Grand soleil dès le matin, nous remercions José et sa femme puis continuons notre route. Petite pause à la boulangerie de Fromonville, où la queue s’allonge derrière nous pendant que les commerçants nous interrogent sur notre voyage. Nous ne pouvons résister à sa brioche, que nous entamons lors du pique-nique à côté du Musée du Vélo, malheureusement fermé pour cause d’inondations. Après une première averse de neige, nous traversons la jolie ville de Moret-sur-Loing et posons le campement dans la forêt de Fontainebleau, avec pour intention de visiter le château le lendemain.

Nous entrons dans les jardins à la Française du château de Fontainebleau en fin de matinée, et prenons deux tickets pour la visite guidée de l’après-midi. Le guide, génialissime, nous fait découvrir les différents rois et aménagements de chacun, ponctué d’anecdotes historiques et de touches d’humour. Il est notamment le lieu de résidence de François Ier, Henri IV, dit le Bâtisseur, et Napoléon. Les différentes ailes du château se ramifient autour de son donjon central médiéval, faisant de lui le troisième plus grand château de France, après Versailles et Le Louvre. Étant impossible de décrire l’ensemble d’un tel château en quelques lignes, nous ne pouvons que vous en conseiller la visite, en particulier pour la galerie François Ier, la Salle de Bal, son célèbre escalier en fer à cheval, et la confidentielle Galerie des Cerfs.
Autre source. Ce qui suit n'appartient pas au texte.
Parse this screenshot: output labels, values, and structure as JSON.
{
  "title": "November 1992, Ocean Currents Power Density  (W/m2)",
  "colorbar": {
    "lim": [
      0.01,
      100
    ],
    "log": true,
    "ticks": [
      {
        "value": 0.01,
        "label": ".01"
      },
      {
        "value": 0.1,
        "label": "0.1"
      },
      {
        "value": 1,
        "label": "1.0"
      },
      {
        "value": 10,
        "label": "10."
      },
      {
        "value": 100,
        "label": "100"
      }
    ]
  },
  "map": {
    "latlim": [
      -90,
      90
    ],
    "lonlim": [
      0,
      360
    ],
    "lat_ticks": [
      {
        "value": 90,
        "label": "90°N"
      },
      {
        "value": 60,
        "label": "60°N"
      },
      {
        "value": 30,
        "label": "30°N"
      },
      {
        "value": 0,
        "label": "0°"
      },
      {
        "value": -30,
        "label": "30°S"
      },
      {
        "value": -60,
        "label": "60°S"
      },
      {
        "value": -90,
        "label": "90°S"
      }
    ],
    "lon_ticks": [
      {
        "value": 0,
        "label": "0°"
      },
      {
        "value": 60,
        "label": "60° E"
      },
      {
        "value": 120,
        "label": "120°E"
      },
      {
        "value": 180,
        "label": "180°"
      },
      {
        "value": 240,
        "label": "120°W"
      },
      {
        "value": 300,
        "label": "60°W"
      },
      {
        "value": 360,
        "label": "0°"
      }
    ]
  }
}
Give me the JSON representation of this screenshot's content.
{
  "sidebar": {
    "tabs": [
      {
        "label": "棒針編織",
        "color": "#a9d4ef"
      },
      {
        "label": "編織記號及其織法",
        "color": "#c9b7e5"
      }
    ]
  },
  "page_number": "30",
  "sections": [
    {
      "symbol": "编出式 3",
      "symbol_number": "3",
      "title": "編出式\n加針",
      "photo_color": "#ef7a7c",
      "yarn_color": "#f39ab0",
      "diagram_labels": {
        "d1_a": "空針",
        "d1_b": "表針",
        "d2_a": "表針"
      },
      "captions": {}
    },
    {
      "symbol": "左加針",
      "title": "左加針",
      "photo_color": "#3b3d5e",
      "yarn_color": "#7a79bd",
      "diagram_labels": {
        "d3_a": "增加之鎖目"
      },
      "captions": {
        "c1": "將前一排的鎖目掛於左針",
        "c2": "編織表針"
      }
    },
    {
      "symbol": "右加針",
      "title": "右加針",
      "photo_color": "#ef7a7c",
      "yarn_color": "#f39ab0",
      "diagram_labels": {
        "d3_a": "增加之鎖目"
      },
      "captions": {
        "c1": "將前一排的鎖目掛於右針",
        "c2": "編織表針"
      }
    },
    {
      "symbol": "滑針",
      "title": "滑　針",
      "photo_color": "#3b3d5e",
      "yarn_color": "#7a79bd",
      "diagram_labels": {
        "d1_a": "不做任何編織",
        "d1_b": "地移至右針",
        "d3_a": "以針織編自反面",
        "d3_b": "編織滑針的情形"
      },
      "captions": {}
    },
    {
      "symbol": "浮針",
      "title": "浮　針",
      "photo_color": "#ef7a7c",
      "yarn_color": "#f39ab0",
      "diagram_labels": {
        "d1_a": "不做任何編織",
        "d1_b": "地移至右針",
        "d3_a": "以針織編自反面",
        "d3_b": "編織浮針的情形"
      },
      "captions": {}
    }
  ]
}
Il faut retenir que l’importance de ce château réside dans sa situation géographique, proche de Paris mais pas trop : ses forêts riches en gibier en font la résidence de chasse par excellence, tout en pouvant rejoindre rapidement la capitale en cas d’urgence. Au fil du temps, cet attrait pour le château amène un développement artistique conséquent, où chaque souverain ajoute sa touche propre pour satisfaire la cour qui le suit. Il devient alors symbole d’autorité royale, alors qu’aucune décision politique ne s’y prend.

En traversant cette partie de la France, nous ne soupçonnions pas la présence d’un tel patrimoine. Nous avons été agréablement surpris par le charme des petits villages bordant les canaux que nous avons suivis, et les villes de Montargis et Nemours ne sont pas en reste. Le château de Fontainebleau, quant à lui, est fidèle à sa réputation, mais nous ne pouvons que conseiller la visite guidée pour ne pas se perdre dans cette immensité physique et historique.